McKean-Vlasov optimal control: limit theory and equivalence between different formulations

TL;DR

This paper develops a comprehensive limit theory for McKean-Vlasov optimal control problems with common noise, establishing the equivalence of strong, weak, and relaxed formulations, and connecting them to large population control limits.

Contribution

It introduces a unified framework for different formulations of McKean-Vlasov control problems and proves their equivalence under mild conditions, advancing the theoretical understanding.

Findings

Proved the set of relaxed controls is the closure of strong controls.

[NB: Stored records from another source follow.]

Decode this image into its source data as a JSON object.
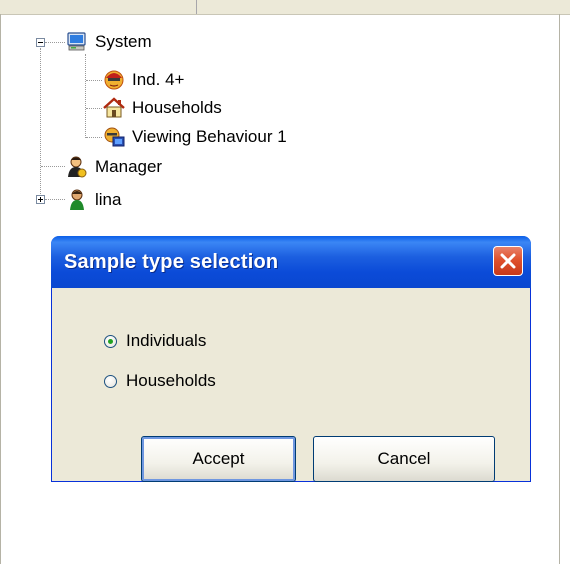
{
  "tree": {
    "root": {
      "label": "System",
      "icon": "computer-icon",
      "expanded": true
    },
    "children": [
      {
        "label": "Ind. 4+",
        "icon": "person-face-icon"
      },
      {
        "label": "Households",
        "icon": "house-icon"
      },
      {
        "label": "Viewing Behaviour 1",
        "icon": "viewer-tv-icon"
      }
    ],
    "siblings": [
      {
        "label": "Manager",
        "icon": "manager-user-icon"
      },
      {
        "label": "lina",
        "icon": "user-icon",
        "expanded": false
      }
    ]
  },
  "dialog": {
    "title": "Sample type selection",
    "close_icon": "close-icon",
    "options": [
      {
        "label": "Individuals",
        "checked": true
      },
      {
        "label": "Households",
        "checked": false
      }
    ],
    "accept_label": "Accept",
    "cancel_label": "Cancel"
  },
  "colors": {
    "titlebar": "#0b4bd8",
    "close_button": "#e0512d",
    "dialog_face": "#ece9d8"
  }
}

Established the equivalence between strong, weak, and relaxed formulations.

Demonstrated the limit of large population control problems with common noise.

Abstract

We study a McKean-Vlasov optimal control problem with common noise, in order to establish the corresponding limit theory, as well as the equivalence between different formulations, including the strong, weak and relaxed formulation. In contrast to the strong formulation, where the problem is formulated on a fixed probability space equipped with two Brownian filtrations, the weak formulation is obtained by considering a more general probability space with two filtrations satisfying an $(H)$-hypothesis type condition from the theory of enlargement of filtrations. When the common noise is uncontrolled, our relaxed formulation is obtained by considering a suitable controlled martingale problem. As for classical optimal control problems, we prove that the set of all relaxed controls is the closure of the set of all strong controls, when considered as probability measures on the canonical space. Consequently, we obtain the equivalence of the different formulations of the control problem, under additional mild regularity conditions on the reward functions. This is also a crucial technical step to prove the limit theory of the McKean-Vlasov control problem, that is to say proving that it consists in the limit of a large population control problem with common noise.